Sa., 13.01.2018

Hotel »Weserberghof« in Höxter verfällt immer mehr: Erstmals soll Bauzaun unbefugte »Partygäste« fernhalten Vom Top-Hotel zur verwüsteten Villa Kunterbunt

Frühere Restaurantgäste werden beim Anblick der Innenräume schockiert sein: Es sieht aus wie nach einem Bombenanschlag. Stühle auf dem Dach, eingeschlagene Fenster, Wildwuchs: Das Ex-Hotel »Weserbergland« bietet auch innen einen Blick des Verfalls.

Frühere Restaurantgäste werden beim Anblick der Innenräume schockiert sein: Es sieht aus wie nach einem Bombenanschlag. Stühle auf dem Dach, eingeschlagene Fenster, Wildwuchs: Das Ex-Hotel »Weserbergland« bietet auch innen einen Blick des Verfalls.

Von Michael Robrecht

Höxter (WB). Was für ein unwürdiges Ende. Eines von Höxters einst beliebtesten Hotelrestaurants ist immer stärker dem Verfall preisgegeben und präsentiert sich inzwischen komplett verwüstet.

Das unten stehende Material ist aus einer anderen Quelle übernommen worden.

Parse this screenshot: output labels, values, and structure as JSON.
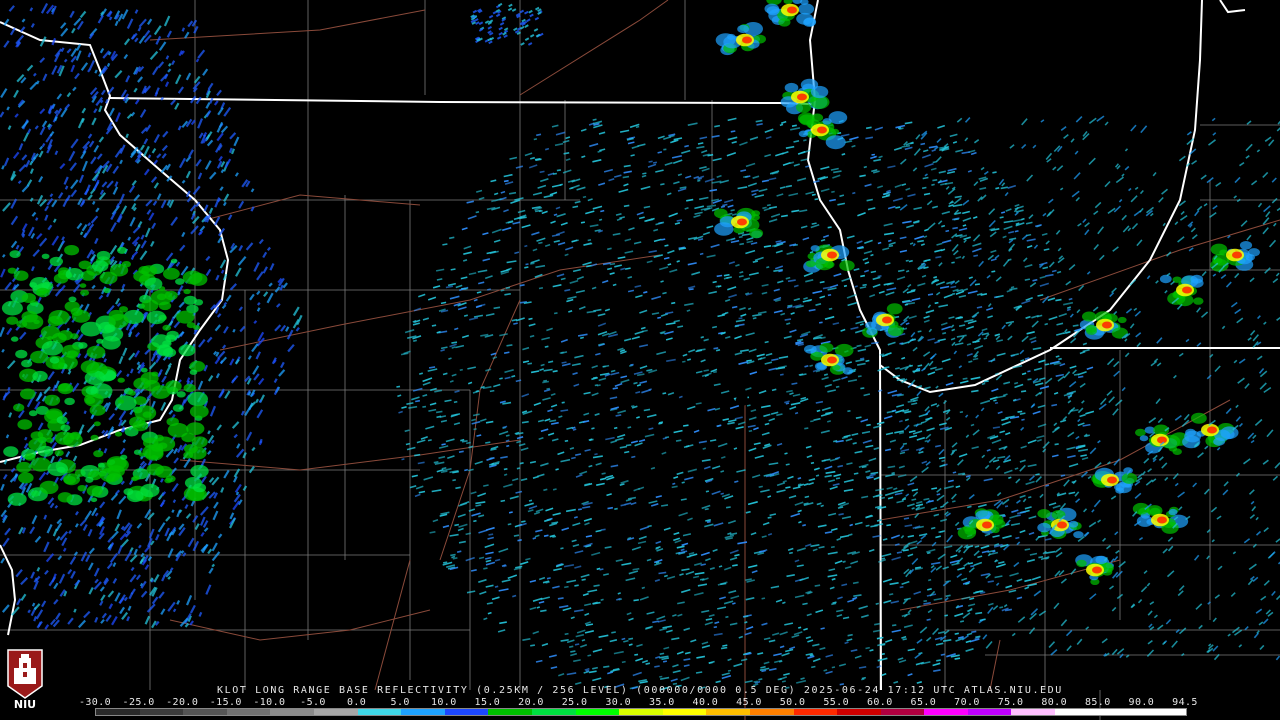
{
  "radar": {
    "caption": "KLOT LONG RANGE BASE REFLECTIVITY (0.25KM / 256 LEVEL) (000000/0000 0.5 DEG) 2025-06-24 17:12 UTC  ATLAS.NIU.EDU"
  },
  "legend": {
    "ticks": [
      "-30.0",
      "-25.0",
      "-20.0",
      "-15.0",
      "-10.0",
      "-5.0",
      "0.0",
      "5.0",
      "10.0",
      "15.0",
      "20.0",
      "25.0",
      "30.0",
      "35.0",
      "40.0",
      "45.0",
      "50.0",
      "55.0",
      "60.0",
      "65.0",
      "70.0",
      "75.0",
      "80.0",
      "85.0",
      "90.0",
      "94.5"
    ],
    "colors": [
      "#2a2a2a",
      "#3c3c3c",
      "#555555",
      "#707070",
      "#8a8a8a",
      "#a6a6a6",
      "#3fd6e6",
      "#1ea2ff",
      "#1c48ff",
      "#00c000",
      "#00e040",
      "#00ff00",
      "#d9ff00",
      "#ffff00",
      "#ffbf00",
      "#ff8000",
      "#ff2a00",
      "#d00000",
      "#b00040",
      "#ff00ff",
      "#c000ff",
      "#ffc0ff",
      "#ffffff",
      "#ffffff",
      "#ffffff"
    ]
  },
  "logo": {
    "text": "NIU"
  },
  "colors": {
    "background": "#000000",
    "state_border": "#ffffff",
    "county_border": "#7a7a7a",
    "road": "#8a4a3a",
    "radar_site": "#000000"
  }
}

Seit Jahren feiern Unbekannte dort wilde Partys, wie ein Blick ins Innere beweist.

Aufmerksame WESTFALEN-BLATT-Leser haben die früher schicken Innenräume fotografiert und die Fotos dem WB zur Verfügung gestellt. Frühere Gäste werden schockiert sein. Ein Käufer für den »Weserberghof« konnte bis heute nicht gefunden werden. Das Gelände ist jetzt erstmals eingezäunt worden, um Unbefugten das bisher frei zugängliche Gelände klar sichtbar zu versperren.

Der bisherige Eigentümer Laurentiu Manole aus Bukarest/Rumänien hat die Objektverwaltung an Höxteraner übertragen. Er bot das Hotel seit drei Jahren erfolglos im Internet zum Kauf an: Erst für 249.000 Euro, dann für unter 200.000 Euro, später für weniger. Der Eigentümer kündigte mehrfach an, er wolle nach Höxter kommen, um eine neue Nutzung für den einst erfolgreichen Gastronomiebetrieb der Familie Krause zu finden oder etwas zu regeln. Einen konkreten Besuch bei seiner verwahrlosten 30-Zimmer-»Erwerbung« (Kaufpreis vor acht Jahren 200.000 Euro) hatte der Bukarester Aeronautiker erwogen – angereist ist er bisher nie.

Die Stadtverwaltung hat immer darauf hingewiesen, dass es keine Handhabe gebe, tätig zu werden, wenn keine Störung der öffentlichen Sicherheit und Ordnung oder Gefahr vom Gebäude ausgehe. Als Verwaltung könne man nur nachsehen, ob Bauzäune gezogen und alles sicher sei, hieß es schon vor Jahren aus dem Stadthaus. Eine Anfrage bei der Polizei ergab gestern, dass es in jüngster Zeit keine Einsätze oder Beschwerden über die »Villa Kunterbunt« in der Haarmann-Straße und ihre Gäste gegeben hat. Was wird aus dem Hotel? Vielleicht gibt es 2018 eine neue Nutzungsidee.